New Yorkers don't trust something (or someone) they don't have to pay for. I read this in a piece in The New Yorker about a young woman whose passion is to install baby's car seats safely and properly. She started off as a do-gooder, but begun charging 45 dollars per seat because people wouldn't take up on her offers to help if no payment was required.

This worries me a little. I have been working here for free for almost two months. They have just started advertising the position I have a "good chance" of getting according to the man in charge of the project. I may have undersold myself by volunteering, but I really do not have a choice right now and I presumed that this would show "commitment". I might be totally off and not get a job... What I did get is a babysitting job for 13 bucks an hour. I get to go and take care of my colleague Cynthia's kids for a couple of hours while she is in her"jew class", as my office mate and (other) new best friend, Romy, calls it.

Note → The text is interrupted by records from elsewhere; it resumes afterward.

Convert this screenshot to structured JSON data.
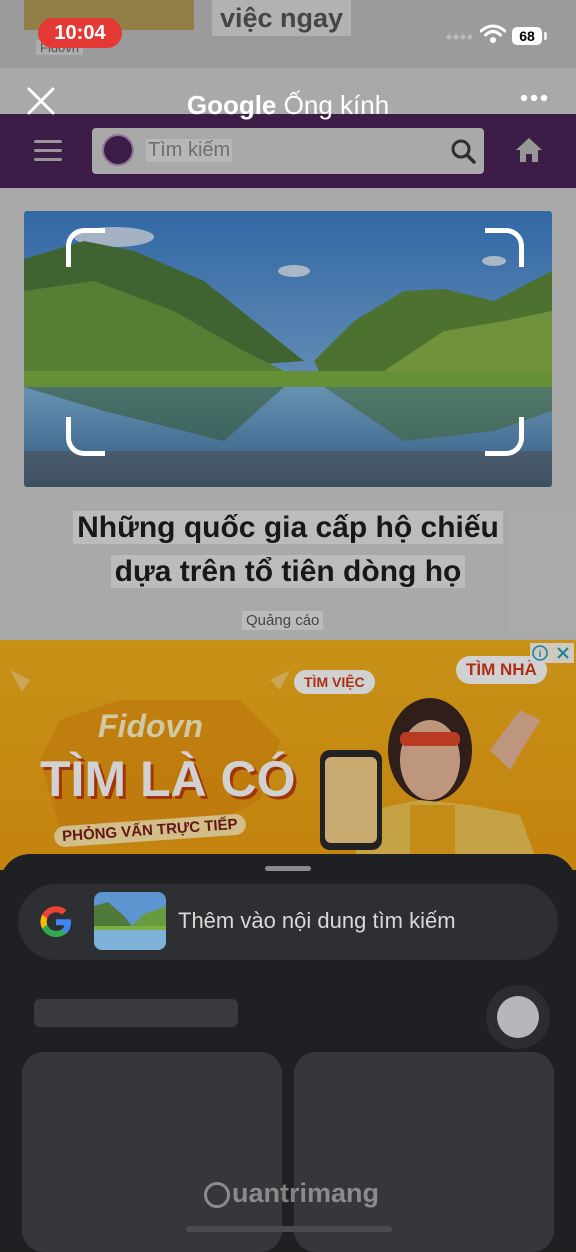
{
  "status_bar": {
    "time": "10:04",
    "battery": "68"
  },
  "lens_header": {
    "brand": "Google",
    "title": "Ống kính"
  },
  "web_page": {
    "top_ad_text": "việc ngay",
    "top_ad_brand": "Fidovn",
    "search_placeholder": "Tìm kiếm",
    "headline_line1": "Những quốc gia cấp hộ chiếu",
    "headline_line2": "dựa trên tổ tiên dòng họ",
    "ad_label": "Quảng cáo",
    "ad": {
      "brand": "Fidovn",
      "slogan": "TÌM LÀ CÓ",
      "sub": "PHỎNG VẤN TRỰC TIẾP",
      "tag1": "TÌM VIỆC",
      "tag2": "TÌM NHÀ"
    }
  },
  "bottom_sheet": {
    "add_to_search": "Thêm vào nội dung tìm kiếm"
  },
  "watermark": "uantrimang",
  "colors": {
    "nav_purple": "#4a2457",
    "ad_orange": "#f3b21c",
    "status_red": "#e53935"
  }
}
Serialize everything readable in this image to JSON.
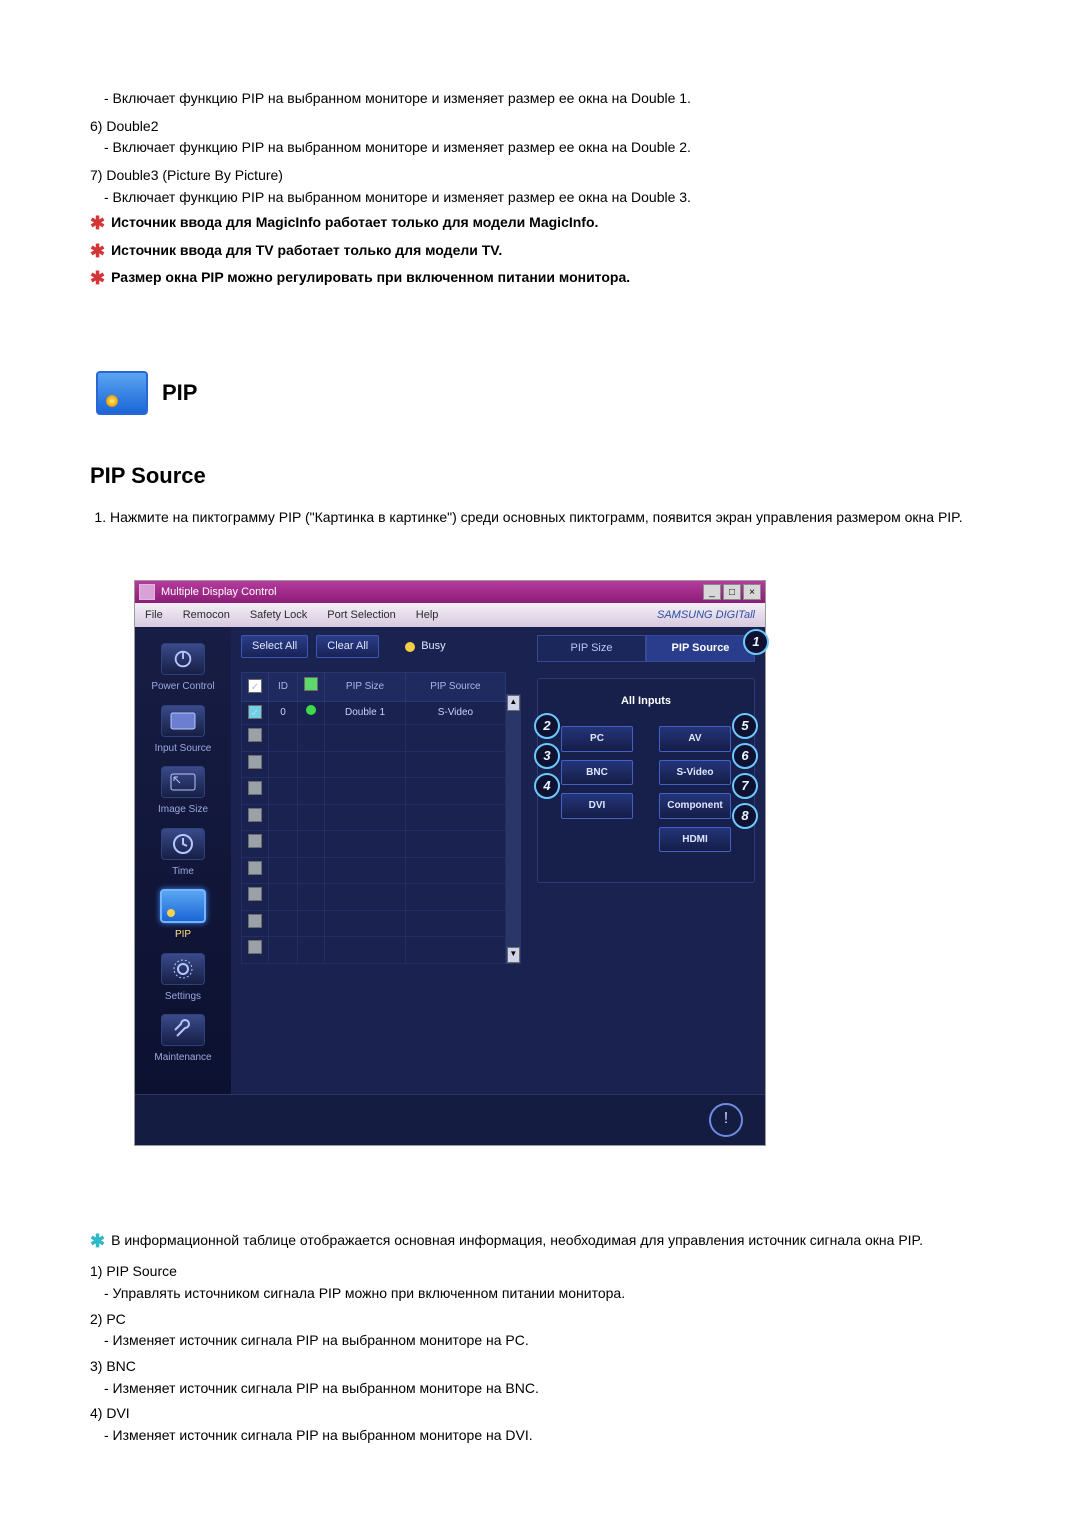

C. is a divorced, slightly neurotic, thirty-six-year-old, a strict Catholic by birth and upbringing (which she hated), who has decided to convert to judaism recently. That is no easy task and she has no apparent reason to be doing it. Unlike Charlotte in S & C, she is not marrying some rich Jewish lawyer, although that transpired to be the ultimate goal. She is very devoted, learning to bake latkes and other Jewish specialties I never even heard of; going to her classes every week; volunteering at a Jewish soup kitchen; hanging out with old Jewish ladies at the synagogue. Initially, I was puzzled at this. Where I come from, you don't want to become Jewish and you cannot choose not to be Jewish. Then she told me how, through her class, she got invited to a wealthy couple's Sabbath dinner a couple of weeks ago. She was describing the Fifth Avenue penthouse, the expensive china and the fabulous catering with such excitement that I understood that she just wants to belong. Yes, she might want a Jewish guy to marry, but, more importantly, she feels that it is nice to be part of a culture, tradition, group and Jews are almost the majority in this town. (To say the least, they are the majority in these non-profit, human rights circles for sure...) I am fascinated by this desire to belong to something that is not naturally yours. I don't think I ever desired that because I am satisfied with what I have. On second thought, I am not really sure what it is exactly that I have in this area...

1 Comments:

Anonymous Anonymous said...

why is it that everyone you mention recently is at least slightly neurotic?